Stents that keep weakened and flabby arteries from collapsing have been true life-savers. But after six months, those stents are no longer needed -- once the arteries are strengthened, they become unnecessary. Previously, doctors had no choice but to leave them in place.
Prof. Meital Zilberman of Tel Aviv University's Department of Biomedical Engineering has developed a new patent-pending fiber platform that carries drugs where they're needed, then dissolves.
"Our new composite fibers consist of a strong core coated with a drug-releasing, or 'eluting,' solution. They combine strength with the desired elements necessary for drug delivery, so they can be used as the basis of biodegradable drug-eluting stents," says Prof. Zilberman.
Her unique coating technology, she adds, can be used to coat both metal stents, which are currently available, and the biodegradable stents now in development.
Controlling the flow
"The main problem with drugs used on stents is that coating manufacturers have been unable to develop a method for releasing them in a controlled manner," explains Prof. Zilberman. Insoluble in water, these drugs do not release well from a coating, she explains. A coating made from an extremely porous structure like hers, however, provides a large surface area for diffusion. This gives heart specialists "a desired release profile."
Pre-programmed to release the drugs in a controlled manner, Dr. Zilberman's patent-pending fibres can also be designed to dissolve within a precise number of months, so the stent can do its work, then disappear.
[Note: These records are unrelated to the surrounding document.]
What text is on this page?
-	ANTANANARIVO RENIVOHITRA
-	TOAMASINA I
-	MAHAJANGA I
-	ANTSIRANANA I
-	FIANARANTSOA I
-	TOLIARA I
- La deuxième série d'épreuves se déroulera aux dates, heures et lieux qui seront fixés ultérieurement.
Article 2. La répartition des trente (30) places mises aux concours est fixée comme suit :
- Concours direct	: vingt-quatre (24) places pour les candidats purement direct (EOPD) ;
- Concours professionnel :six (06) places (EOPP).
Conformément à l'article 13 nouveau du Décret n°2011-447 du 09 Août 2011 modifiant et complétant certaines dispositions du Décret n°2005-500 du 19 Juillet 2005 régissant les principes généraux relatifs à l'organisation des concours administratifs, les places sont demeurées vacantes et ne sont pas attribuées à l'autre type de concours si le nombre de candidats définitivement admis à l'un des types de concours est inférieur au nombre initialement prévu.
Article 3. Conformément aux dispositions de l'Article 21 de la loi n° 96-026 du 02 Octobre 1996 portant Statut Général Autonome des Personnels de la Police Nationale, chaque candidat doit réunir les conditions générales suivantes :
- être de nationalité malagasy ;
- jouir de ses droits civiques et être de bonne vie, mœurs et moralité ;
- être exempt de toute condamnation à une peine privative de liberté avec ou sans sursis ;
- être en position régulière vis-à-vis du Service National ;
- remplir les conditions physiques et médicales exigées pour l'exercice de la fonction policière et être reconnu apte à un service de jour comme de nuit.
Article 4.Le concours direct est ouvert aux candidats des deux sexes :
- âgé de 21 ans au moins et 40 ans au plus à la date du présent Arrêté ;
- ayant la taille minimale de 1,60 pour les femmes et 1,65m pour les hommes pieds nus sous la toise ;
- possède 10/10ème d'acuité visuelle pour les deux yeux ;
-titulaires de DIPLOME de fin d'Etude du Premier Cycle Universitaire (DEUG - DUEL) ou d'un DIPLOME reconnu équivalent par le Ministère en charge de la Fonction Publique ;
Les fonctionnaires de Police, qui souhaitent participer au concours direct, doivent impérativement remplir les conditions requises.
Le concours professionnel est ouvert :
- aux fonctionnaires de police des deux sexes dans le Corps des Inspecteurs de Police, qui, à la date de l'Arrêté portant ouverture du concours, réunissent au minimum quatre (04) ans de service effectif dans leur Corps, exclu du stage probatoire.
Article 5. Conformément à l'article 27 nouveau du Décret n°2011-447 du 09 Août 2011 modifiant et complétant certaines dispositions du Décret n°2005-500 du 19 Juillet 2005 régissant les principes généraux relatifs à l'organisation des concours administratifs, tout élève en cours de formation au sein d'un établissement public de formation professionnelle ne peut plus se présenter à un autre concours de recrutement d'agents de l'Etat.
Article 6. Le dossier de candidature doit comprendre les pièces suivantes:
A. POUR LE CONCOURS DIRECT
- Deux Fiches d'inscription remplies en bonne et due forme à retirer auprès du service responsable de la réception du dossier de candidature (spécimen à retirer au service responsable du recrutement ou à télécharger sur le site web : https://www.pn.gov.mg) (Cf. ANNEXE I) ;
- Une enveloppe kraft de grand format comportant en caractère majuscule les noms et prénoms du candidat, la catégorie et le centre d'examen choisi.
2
Fibers to mend cancers and brain tumors
Prof. Zilberman says that her biodegradable drug-eluting fibers -- only five times the thickness of a human hair -- can be applied in cancer treatments as well, particularly for cancers in hard to reach and sensitive areas such as in the brain, or in small children, she notes.
"When you take a tumor out of the brain, you can't 'clean' the surrounding brain tissue -- attempts to do so may lead to additional tissue damage. But if you left our biodegradable drug-loaded fiber in the brain, it could do the work, then disappear when it's no longer needed," she says.
And since the fibres are thin and delicate, Prof. Zilberman adds, laparoscopic methods can be used for their insertion, further increasing the chances for a full recovery.
So far, Prof. Zilberman and her Ph.D. student Amir Kraitzer have conducted biological experiments using an anti-cancer drug developed at TAU by Prof. Yoel Kloog, dean of the Faculty of Life Sciences, and the results have been very encouraging.
Prof. Zilberman is continuing her work on her feasibility studies in both stenting and in cancer. Meanwhile the applications of this novel technology multiply as fast as she can imagine them: Prof. Zilberman has also developed a bone growth scaffold and dissolvable wound healing application, both derived from this basic research.